According to the present invention, as described above, when a memory is used as a stack and data is continuously written to the leading end of the stack (especially when writing a memory larger than the block size of the cache memory), the main memory This has the effect of reducing unnecessary data reading from and shortening write time. For example, when interpreting and executing a LISP or PROLOG program using an interpreter written in firmware, a series of relatively large data is continuously written to the stack stored in main memory, such as when storing execution control information in the stack. In this case, the present invention is extremely useful because it can reduce the unnecessary reading of data from the main memory to the cache memory due to a cache miss, and shorten the time required to access the main memory.

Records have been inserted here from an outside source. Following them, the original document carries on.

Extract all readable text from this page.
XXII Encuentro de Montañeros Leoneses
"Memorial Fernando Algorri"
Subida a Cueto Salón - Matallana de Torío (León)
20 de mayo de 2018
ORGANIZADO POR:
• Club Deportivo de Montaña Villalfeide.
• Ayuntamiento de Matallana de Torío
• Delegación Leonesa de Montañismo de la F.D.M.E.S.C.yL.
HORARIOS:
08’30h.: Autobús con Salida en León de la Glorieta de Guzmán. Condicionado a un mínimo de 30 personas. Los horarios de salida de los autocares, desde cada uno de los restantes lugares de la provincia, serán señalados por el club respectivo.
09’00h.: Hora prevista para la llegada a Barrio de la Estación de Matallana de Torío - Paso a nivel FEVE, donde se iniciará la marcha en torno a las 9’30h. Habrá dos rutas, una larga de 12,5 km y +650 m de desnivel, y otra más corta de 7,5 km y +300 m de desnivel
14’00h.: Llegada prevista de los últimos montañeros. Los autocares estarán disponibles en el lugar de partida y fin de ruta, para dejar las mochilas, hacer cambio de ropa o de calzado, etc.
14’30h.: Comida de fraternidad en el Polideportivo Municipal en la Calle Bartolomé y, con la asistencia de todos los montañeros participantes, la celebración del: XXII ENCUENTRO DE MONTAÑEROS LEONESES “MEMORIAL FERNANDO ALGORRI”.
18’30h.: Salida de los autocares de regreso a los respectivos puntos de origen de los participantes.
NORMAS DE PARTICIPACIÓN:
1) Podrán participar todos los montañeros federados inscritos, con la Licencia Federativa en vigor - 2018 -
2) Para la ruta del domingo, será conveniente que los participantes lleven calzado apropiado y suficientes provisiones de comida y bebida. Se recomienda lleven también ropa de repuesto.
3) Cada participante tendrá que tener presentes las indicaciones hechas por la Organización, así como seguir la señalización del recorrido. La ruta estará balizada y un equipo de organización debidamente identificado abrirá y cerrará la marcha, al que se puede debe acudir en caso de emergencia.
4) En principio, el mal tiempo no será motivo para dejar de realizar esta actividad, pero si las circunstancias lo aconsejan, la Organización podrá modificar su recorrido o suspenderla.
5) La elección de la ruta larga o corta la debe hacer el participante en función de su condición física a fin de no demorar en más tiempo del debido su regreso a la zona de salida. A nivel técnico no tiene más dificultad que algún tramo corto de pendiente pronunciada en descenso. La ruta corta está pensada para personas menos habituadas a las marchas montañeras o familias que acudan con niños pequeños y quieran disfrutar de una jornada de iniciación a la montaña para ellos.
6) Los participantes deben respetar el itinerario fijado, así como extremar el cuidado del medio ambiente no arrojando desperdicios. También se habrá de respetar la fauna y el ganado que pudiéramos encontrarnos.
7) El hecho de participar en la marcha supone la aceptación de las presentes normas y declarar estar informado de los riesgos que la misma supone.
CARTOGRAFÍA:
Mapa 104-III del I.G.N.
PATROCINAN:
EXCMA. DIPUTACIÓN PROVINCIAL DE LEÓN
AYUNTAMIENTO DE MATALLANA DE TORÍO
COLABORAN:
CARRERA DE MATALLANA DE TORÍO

[Brief explanation of drawings]

FIG. 1 is a block diagram of a cache memory device according to an embodiment of the present invention, FIG. 2 is a flowchart of a control procedure realized by the write stack control circuit of FIG. 1, and FIG. 4 to 6 are diagrams showing the state of data on the stack when data is written to the stack in the embodiment of the present invention, and FIG. FIG. 8 is a block diagram of an example of a cache memory device. FIG. 8 is a flowchart of a control procedure when write is specified as a cache command in a conventional cache memory device. FIG. FIG. 10 is a diagram showing details of the processing in box 75 in FIG. A diagram showing the state of data on the stack when writing out. Main code, 10...Directory memory, 11
...Valid flag section, 12... Change flag section, 13... Key address section, 14... Comparator, 20... Data memory, 21... Write data register, 22...
Read data register, 23... cache
Data bus, 24...Main memory interface, 30
...address register, 31...upper address section,
32... Middle address part, 33... Lower address part,
34...Counter, 35...Data selector, 41...Cache instruction register, 43...Control circuit, 44...
...control signal line, 46...cash command decoder,
47... Write stack cache instruction decoder, 50... Write stack control circuit, 51...
control signal line.

Claims (1)

[Claims] 1. When writing data, the data is written only in the cache memory, and when the written area is later used for cache access at another address, the data written in the area is written to the main memory. A write-swap type cache memory is provided with a first write control means and a second write control means, and when the memory is used as a stack and data is continuously written to the top of the stack, the first The first control means is used to start writing a word, and the second control means is used to start writing the second and subsequent words. If the block does not exist in the cache memory, after allocating the block in the cache memory, write data is written to the data cell at the address, and data for other data cells in the block is read from the main memory. The second control means executes a normal write swap control procedure for reading the data cell, and if the block containing the data cell at the write address does not exist in the cache memory, the block is cached. After allocating the data in memory, the write data is immediately written to the data cell at the corresponding address, and the block is enabled without reading data from the main memory for other data cells in the block. Characteristic memory control method.